Conocí a Chema Lorenzo cuando yo tenía 26 años. Echando cuentas él acababa de cruzar la cincuentena, edad a la que me aproximo poco a poco. Me da vértigo pensar que ha pasado tanto tiempo y que ha cundido tan poco. Lo conocí de la mano de las hermanas del Amor De Dios de Oviedo, colegio al que Pumarín tanto le debe.
Venía a darle relevo a Don Manuel Fernández, Donma, el sacerdote que había puesto en marcha la parroquia de Pumarín de Oviedo.

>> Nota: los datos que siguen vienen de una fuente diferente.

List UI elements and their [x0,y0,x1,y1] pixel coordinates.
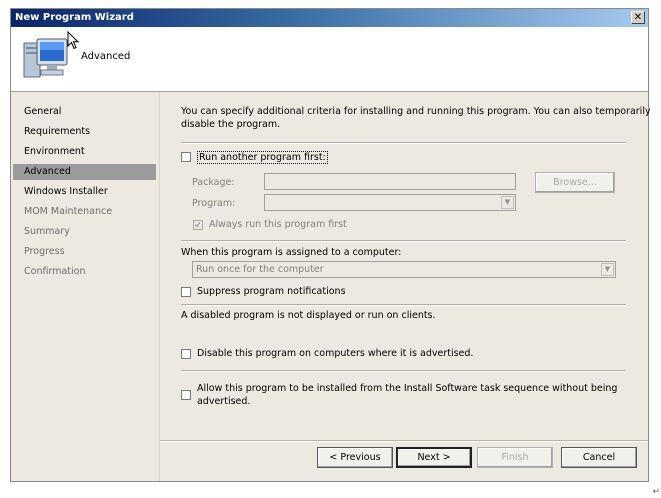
disabled-note: A disabled program is not displayed or r… [181,310,436,321]
chevron-down-icon[interactable]: ▼ [601,263,614,276]
always-run-checkbox[interactable] [193,220,203,230]
cancel-button[interactable]: Cancel [561,447,637,468]
previous-button[interactable]: < Previous [317,447,393,468]
sidebar-item-general[interactable]: General [13,104,156,120]
return-glyph-icon: ↵ [652,487,660,497]
allow-install-checkbox[interactable] [181,390,191,400]
mouse-cursor-icon [67,31,80,50]
advanced-page: You can specify additional criteria for … [160,92,651,438]
close-icon: ✕ [633,12,643,23]
assigned-label: When this program is assigned to a compu… [181,247,402,258]
sidebar-item-requirements[interactable]: Requirements [13,124,156,140]
intro-text-line1: You can specify additional criteria for … [181,106,651,117]
browse-button[interactable]: Browse... [535,172,615,193]
intro-text-line2: disable the program. [181,119,281,130]
sidebar-item-environment[interactable]: Environment [13,144,156,160]
wizard-content: You can specify additional criteria for … [159,92,651,481]
run-another-program-label[interactable]: Run another program first: [197,151,328,164]
disable-program-checkbox[interactable] [181,349,191,359]
divider [181,142,626,144]
program-combo[interactable]: ▼ [264,194,516,211]
sidebar-item-windows-installer[interactable]: Windows Installer [13,184,156,200]
program-label: Program: [192,198,236,209]
check-icon [194,222,201,228]
title-bar[interactable]: New Program Wizard ✕ [11,9,648,27]
package-label: Package: [192,177,235,188]
allow-install-label-line2[interactable]: advertised. [197,396,250,407]
close-button[interactable]: ✕ [631,11,645,24]
sidebar-item-summary: Summary [24,226,70,237]
assigned-combo-value: Run once for the computer [196,264,324,275]
computer-icon [23,38,68,78]
finish-button[interactable]: Finish [477,447,553,468]
divider [181,240,626,242]
disable-program-label[interactable]: Disable this program on computers where … [197,348,473,359]
suppress-notifications-label[interactable]: Suppress program notifications [197,286,346,297]
assigned-combo[interactable]: Run once for the computer ▼ [192,261,616,278]
sidebar-item-confirmation: Confirmation [24,266,86,277]
chevron-down-icon[interactable]: ▼ [501,196,514,209]
wizard-window: New Program Wizard ✕ Advanced General Re… [10,8,651,482]
step-title: Advanced [81,51,131,62]
allow-install-label-line1[interactable]: Allow this program to be installed from … [197,383,617,394]
package-input[interactable] [264,173,516,190]
sidebar-item-advanced[interactable]: Advanced [13,164,156,180]
footer-divider [160,440,648,442]
sidebar-item-progress: Progress [24,246,65,257]
suppress-notifications-checkbox[interactable] [181,287,191,297]
sidebar-item-mom-maintenance: MOM Maintenance [24,206,113,217]
next-button[interactable]: Next > [396,447,472,468]
wizard-header: Advanced [11,27,648,92]
window-title: New Program Wizard [15,12,134,23]
wizard-steps-sidebar: General Requirements Environment Advance… [11,92,158,481]
run-another-program-checkbox[interactable] [181,152,191,162]
divider [181,370,626,372]
divider [181,304,626,306]
always-run-label: Always run this program first [209,219,347,230]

Chema era un hombre de acción, joven y fuerte, innovador, de genio y capaz de dar un puñetazo en la mesa si era necesario que supuso una auténtica revolución en la parroquia: abrió puertas y ventanas, renovó el aire que con los años y la comodidad se había enrarecido e incorporó a mucha gente nueva a las distintas funciones y servicios de la parroquia en una clara apuesta por las personas. No tuvo dudas a la hora de tirar paredes y derribar muros y no lo digo solo en sentido literal.

 

De izquierda a derecha: Chema Lorenzo y Luis Higarza.

 

Era un sacerdote de los pies a la cabeza y era un paisano. No era extraño encontrártelo ante el sagrario o en los primeros bancos de la parroquia rezando, redactando la hoja parroquial o preparando con especial interés la misa de los niños los domingos a las 11.00. Es una paradoja que se haya ido hoy precisamente el día más señalado del año para ellos. Tampoco era raro encontrártelo por los chigres del barrio tomando café o una pinta vino y charlando con aquellos que se prodigaban por la parroquia y con los que no. Era cercano y acogedor, conciliador y dialogante.

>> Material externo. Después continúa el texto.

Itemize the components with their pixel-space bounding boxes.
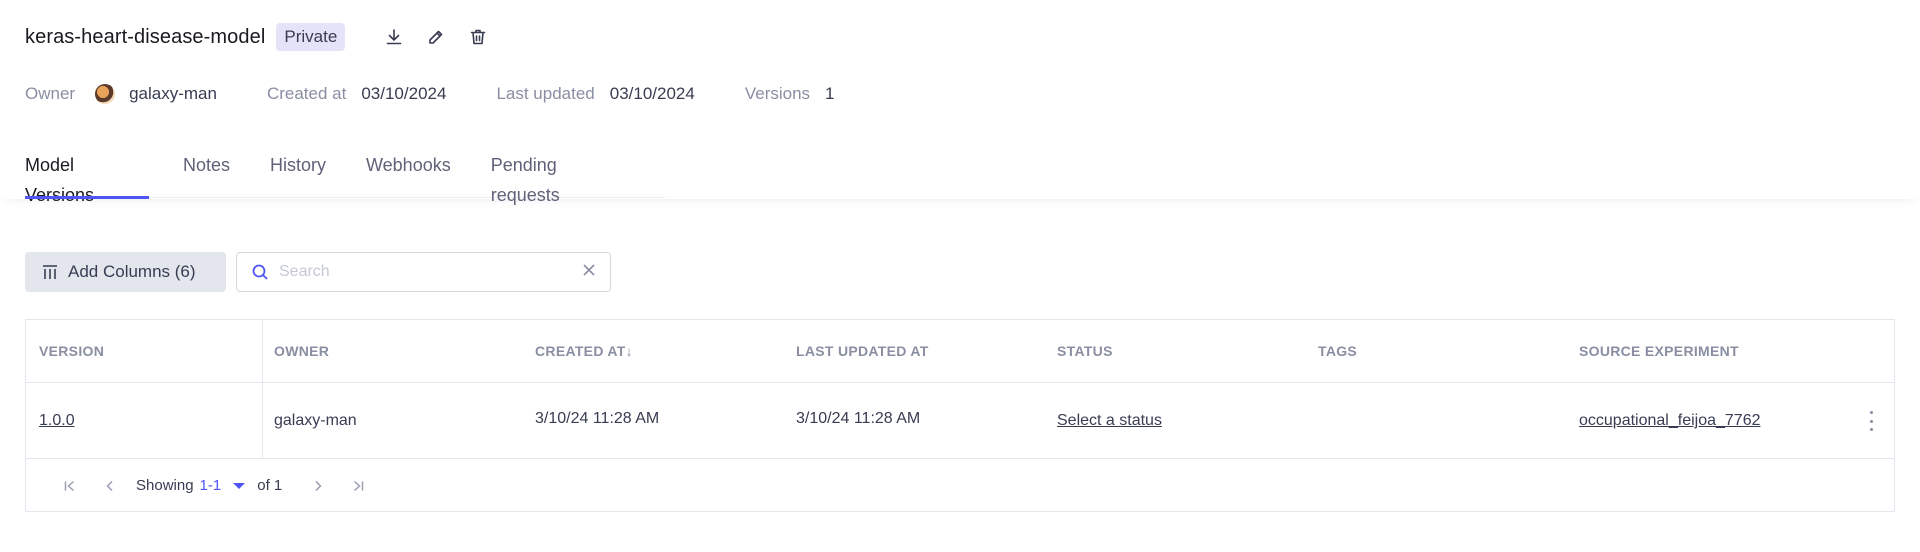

Ahora mismo, rota por el dolor y la pérdida, porque los creyentes también sufrimos por la separación, solo quisiera tener tiempo para tomar todos los cafés que le prometí cuando la vida me llevó por otros mares y nunca tomamos, o un vino por el barrio alternando juntos con Eduardo o con Fredi, con mi padre o con todos aquellos a los que dio cercanía, ofreció acogida en su cruzada para renovar una comunidad como la de Pumarín en este tiempo que nos ha tocado vivir y en los que también el barrio mudó físicamente en un espacio diferente.
Ha sido un hermano mayor excepcional para muchos de nosotros. Me siento tan pequeña que no puedo parar de darle vueltas a la idea de que se ha ido sin despedirse. Me dicen que pactó con el Padre una salida rápida de escena. Me lo creo. Me dicen que estaba enfadado con la decisión de los médicos de darle una baja rigurosa que no le dejaba hacer prácticamente nada. Era puro genio y capacidad de trabajo, le habría matado la inactividad. Ha hecho mucho por Pumarín y por la colonia san José de Barro donde renovó instalaciones en una apuesta por facilitar las vacaciones en la playa de los niños de la parroquia.

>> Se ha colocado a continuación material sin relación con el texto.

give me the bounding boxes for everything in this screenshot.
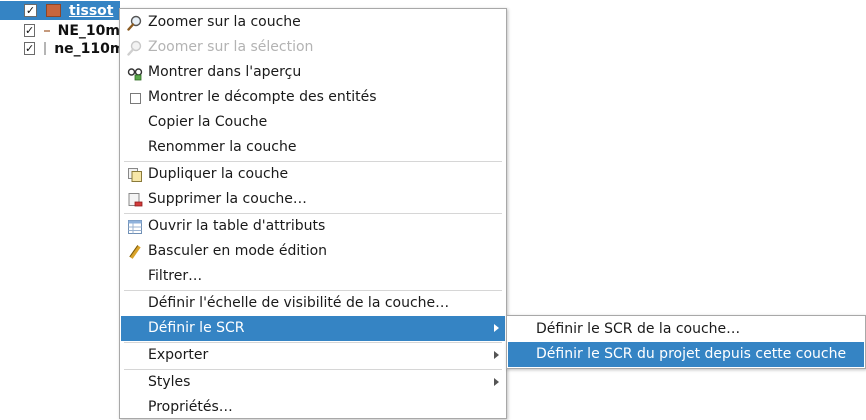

Chema era quirosano, nacido en Rano (Quirós). Siempre que podía aprovechaba para recordar el tiempo que pasó por allí donde su madre Zulima enseñó a tantas mozas a coser entre ellas a mi tía Domitila. Era feliz cada vez que se asomaba a las montañas quirosanas de mi FB y así me lo decía.
Chema, quisiera poder contarte lo mucho que te quise y que te quiero, lo que me enseñaste de ser grande haciéndose pequeño en el servicio a los demás, pero solo tengo lágrimas y la sensación de que nos dejas muy solos. Te echaré mucho de menos. Mucho.